Tratta esseri umani, arresti anche in Abruzzo

Nove donne e 4 uomini, tutti nigeriani.

Un'operazione svolta dalla Polizia di Stati di Cagliari, finalizzata al contrasto dell'immigrazione clandestina ed al relativo sfruttamento delle attività illecite, ha permesso nella tarda mattinata di oggi alla Squadra Mobile di eseguire il decreto di fermo indiziato di delitto emesso dalla Procura della Repubblica di Cagliari, a carico di 13 indagati ritenuti responsabili, in concorso ed a vario titolo, dei reati di tratta di essere umani, riduzione in schiavitù, favoreggiamento dell'immigrazione clandestina e sfruttamento della protsituzione. L'accusa è anche di sfruttamento della prostituzione.

I RACCONTI CHOC - Nelle indagini della Mobile, comandata dal dirigente Marco Basile, e coordinate dalla Dda e in prima persona dal pm Rita Cariello, sono emersi i racconti choc delle vittime spesso sentite dalle unità di strada antitratta: trasformate in schiave e minacciate pesantemente di ritorsioni, anche fisiche, nei confronti dei parenti rimasti in Nigeria. In un primo momento venivano reclutate le donne che, una volta giunte in Italia, venivano segregate per diversi giorni in piccoli appartamenti, fuori da ogni contatto con l'esterno.
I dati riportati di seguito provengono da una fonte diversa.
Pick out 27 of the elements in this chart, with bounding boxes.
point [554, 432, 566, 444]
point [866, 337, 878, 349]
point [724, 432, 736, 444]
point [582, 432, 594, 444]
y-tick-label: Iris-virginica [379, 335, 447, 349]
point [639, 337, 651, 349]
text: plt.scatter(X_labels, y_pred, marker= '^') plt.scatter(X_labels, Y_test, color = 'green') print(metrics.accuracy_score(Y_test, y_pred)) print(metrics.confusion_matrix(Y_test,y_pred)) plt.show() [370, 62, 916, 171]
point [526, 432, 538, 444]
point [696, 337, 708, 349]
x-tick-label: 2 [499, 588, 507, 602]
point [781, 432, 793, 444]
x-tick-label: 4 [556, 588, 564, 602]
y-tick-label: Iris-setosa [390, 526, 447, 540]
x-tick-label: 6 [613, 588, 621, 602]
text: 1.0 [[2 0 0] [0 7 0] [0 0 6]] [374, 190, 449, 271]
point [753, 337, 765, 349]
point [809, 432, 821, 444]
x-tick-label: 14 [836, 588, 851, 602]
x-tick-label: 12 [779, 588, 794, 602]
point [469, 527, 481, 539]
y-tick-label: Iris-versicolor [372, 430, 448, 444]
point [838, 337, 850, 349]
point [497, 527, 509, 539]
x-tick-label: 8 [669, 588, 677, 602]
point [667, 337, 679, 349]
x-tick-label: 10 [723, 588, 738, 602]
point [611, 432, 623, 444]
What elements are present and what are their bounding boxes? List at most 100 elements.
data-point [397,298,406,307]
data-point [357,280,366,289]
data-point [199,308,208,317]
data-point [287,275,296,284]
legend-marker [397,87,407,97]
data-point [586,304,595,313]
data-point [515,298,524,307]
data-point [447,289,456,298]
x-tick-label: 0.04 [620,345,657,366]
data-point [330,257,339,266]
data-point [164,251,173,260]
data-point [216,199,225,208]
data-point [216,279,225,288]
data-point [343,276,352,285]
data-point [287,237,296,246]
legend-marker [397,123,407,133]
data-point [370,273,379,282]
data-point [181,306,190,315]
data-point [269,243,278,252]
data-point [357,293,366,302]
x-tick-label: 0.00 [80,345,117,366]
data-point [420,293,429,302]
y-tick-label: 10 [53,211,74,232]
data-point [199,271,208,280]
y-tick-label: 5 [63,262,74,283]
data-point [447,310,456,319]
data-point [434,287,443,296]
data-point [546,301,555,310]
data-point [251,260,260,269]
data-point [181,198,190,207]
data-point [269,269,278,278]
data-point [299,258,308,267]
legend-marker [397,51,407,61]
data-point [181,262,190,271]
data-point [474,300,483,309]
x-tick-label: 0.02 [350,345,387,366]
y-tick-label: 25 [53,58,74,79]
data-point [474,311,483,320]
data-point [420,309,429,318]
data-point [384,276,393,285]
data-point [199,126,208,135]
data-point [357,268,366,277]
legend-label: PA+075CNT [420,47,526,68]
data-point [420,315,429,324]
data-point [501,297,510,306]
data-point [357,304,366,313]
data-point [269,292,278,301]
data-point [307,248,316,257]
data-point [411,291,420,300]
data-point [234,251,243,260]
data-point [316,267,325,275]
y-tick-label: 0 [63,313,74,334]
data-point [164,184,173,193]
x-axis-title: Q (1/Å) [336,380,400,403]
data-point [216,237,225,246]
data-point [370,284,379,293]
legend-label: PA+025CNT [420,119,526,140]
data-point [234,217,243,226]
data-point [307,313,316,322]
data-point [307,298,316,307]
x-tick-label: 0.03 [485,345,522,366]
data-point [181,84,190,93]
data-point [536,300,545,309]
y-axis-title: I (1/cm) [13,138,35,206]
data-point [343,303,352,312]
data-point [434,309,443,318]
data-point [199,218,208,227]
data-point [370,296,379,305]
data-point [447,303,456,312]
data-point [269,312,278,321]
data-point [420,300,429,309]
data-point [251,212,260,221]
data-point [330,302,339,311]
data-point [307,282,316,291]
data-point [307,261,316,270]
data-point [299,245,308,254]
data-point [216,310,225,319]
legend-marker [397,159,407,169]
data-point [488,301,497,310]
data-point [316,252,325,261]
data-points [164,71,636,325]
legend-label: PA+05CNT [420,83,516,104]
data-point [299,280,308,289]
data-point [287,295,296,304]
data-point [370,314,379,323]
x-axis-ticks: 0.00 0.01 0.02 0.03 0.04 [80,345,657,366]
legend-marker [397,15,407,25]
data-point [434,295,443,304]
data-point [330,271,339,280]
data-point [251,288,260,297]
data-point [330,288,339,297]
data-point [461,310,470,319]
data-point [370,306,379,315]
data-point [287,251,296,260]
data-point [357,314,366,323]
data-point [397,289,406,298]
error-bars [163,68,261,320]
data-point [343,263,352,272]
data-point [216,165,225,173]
Erano selezionate in Nigeria o in Ghana per la loro bellezza, venivano poi convinte a lasciare il Paese d'origine con la promessa di un lavoro.

Il gruppo criminale (composto prevalentemente da cittadini nigeriani) è accusato di essere l'ultima parte di un complesso sistema che sfrutta le tratte dei migranti provenienti dal centro Africa verso l'Europa.